Les chartistes diversitaires occultent tous ces faits, qui placent incontestablement le Québec dans une toute autre position de vulnérabilité et devant de tout autres défis. Il existe incontestablement sur le territoire québécois, une communauté, un peuple, une nation québécoise de langue et de culture française distinctive, historiquement constituée, puisant ses origines en Nouvelle-France et ayant assimilé au cours des siècles des gens de différentes origines. Nous ne sommes pas tous des immigrants individuels et une nation ne se résume pas à la somme des individus habitant un territoire donné. Et cette nation, dans son ensemble, n'a pas succombé à une obsession identitaire ethnique et fermée aux Néo-Québécois, tout comme elle n'adhère pas collectivement à ce nationalisme civique et multiculturaliste vide qu'on voudrait lui faire avaler: elle ne fait que s'adapter aux nouveaux défis que lui pose la dynamique des populations, de la mondialisation, du multiculturalisme canadien, des fondamentalistes religieux et des diverses formes que prend aujourd'hui la diversité, sans sacrifier pour autant ce qui la définit.
Au cours de cette reconstitution historico-politique, Dubuc nous rappelle une multitude de faits importants qui sont totalement occultés dans le récit des diversitaires. Nous avons droit à un cours d'histoire monumental et très juste dans l'ensemble.
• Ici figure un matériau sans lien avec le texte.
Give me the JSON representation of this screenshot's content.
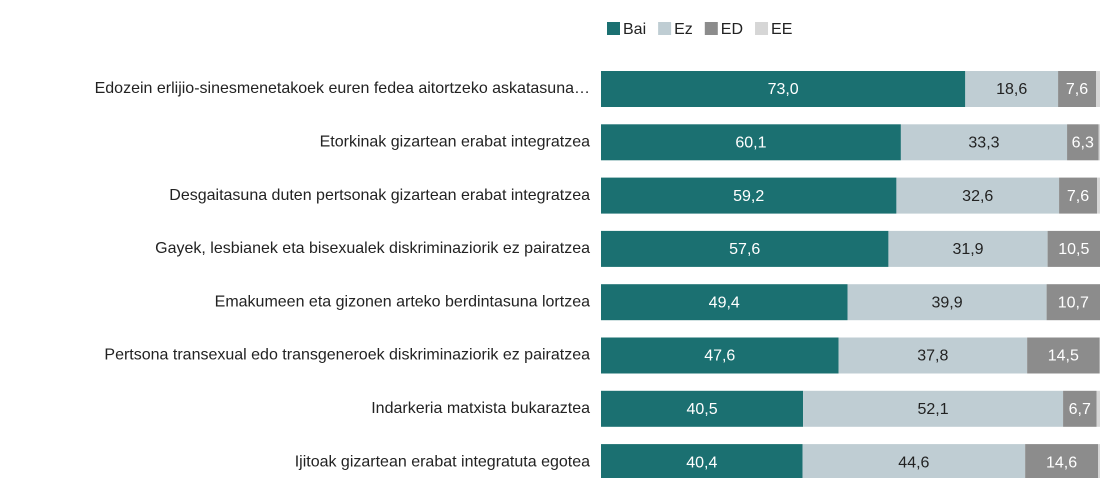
{
  "chart_data": {
    "type": "stacked-bar",
    "orientation": "horizontal",
    "categories": [
      "Edozein erlijio-sinesmenetakoek euren fedea aitortzeko askatasuna…",
      "Etorkinak gizartean erabat integratzea",
      "Desgaitasuna duten pertsonak gizartean erabat integratzea",
      "Gayek, lesbianek eta bisexualek diskriminaziorik ez pairatzea",
      "Emakumeen eta gizonen arteko berdintasuna lortzea",
      "Pertsona transexual edo transgeneroek diskriminaziorik ez pairatzea",
      "Indarkeria matxista bukaraztea",
      "Ijitoak gizartean erabat integratuta egotea"
    ],
    "xlim": [
      0,
      100
    ],
    "legend": "top",
    "series": [
      {
        "name": "Bai",
        "color": "#1b7071",
        "values": [
          73.0,
          60.1,
          59.2,
          57.6,
          49.4,
          47.6,
          40.5,
          40.4
        ],
        "value_labels": [
          "73,0",
          "60,1",
          "59,2",
          "57,6",
          "49,4",
          "47,6",
          "40,5",
          "40,4"
        ]
      },
      {
        "name": "Ez",
        "color": "#bfcdd3",
        "values": [
          18.6,
          33.3,
          32.6,
          31.9,
          39.9,
          37.8,
          52.1,
          44.6
        ],
        "value_labels": [
          "18,6",
          "33,3",
          "32,6",
          "31,9",
          "39,9",
          "37,8",
          "52,1",
          "44,6"
        ]
      },
      {
        "name": "ED",
        "color": "#8c8c8c",
        "values": [
          7.6,
          6.3,
          7.6,
          10.5,
          10.7,
          14.5,
          6.7,
          14.6
        ],
        "value_labels": [
          "7,6",
          "6,3",
          "7,6",
          "10,5",
          "10,7",
          "14,5",
          "6,7",
          "14,6"
        ]
      },
      {
        "name": "EE",
        "color": "#d6d6d6",
        "values": [
          0.8,
          0.3,
          0.6,
          0,
          0,
          0.1,
          0.7,
          0.4
        ]
      }
    ]
  }
}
Bien sûr, Dubuc fait parfois un peu de collage de ses nombreuses recherches et publications antérieures. L'ouvrage est un peu fourre-tout et manque parfois de souffle et de limpidité. J'ai aussi trouvé excessive sa critique de Mathieu Bock-Côté, dont les récents écrits et chroniques me semblent davantage marqués par l'opposition au multiculturalisme post-national et à la rectitude politique qu'à la défense de l'héritage chrétien et ethnique. Mais la richesse des informations et des raisonnements compense largement. Cet ouvrage sera pour beaucoup une révélation, sur le sujet et sur l'auteur.
À la lumière de cet éclairage historique, Dubuc termine sur l'espoir. Le Québec n'a jamais cessé de progresser vers sa libération et son émancipation, malgré les forces politiques historiques qui jouent en sa défaveur. Il le fait encore aujourd'hui. C'est faux de crier à l'échec. Tout est encore possible, à condition de croire en ce que nous sommes, en notre capacité d'intégrer la diversité moderne sans nous renier et sans nous exclure nous-mêmes. La grande déception, elle est du côté de ceux qui ont abdiqué, qui réécrivent notre histoire pour en faire une histoire de perdants, et du côté de ceux qui prêchent la reddition sans condition. Rien, dans notre histoire ancienne et récente ne nous y oblige.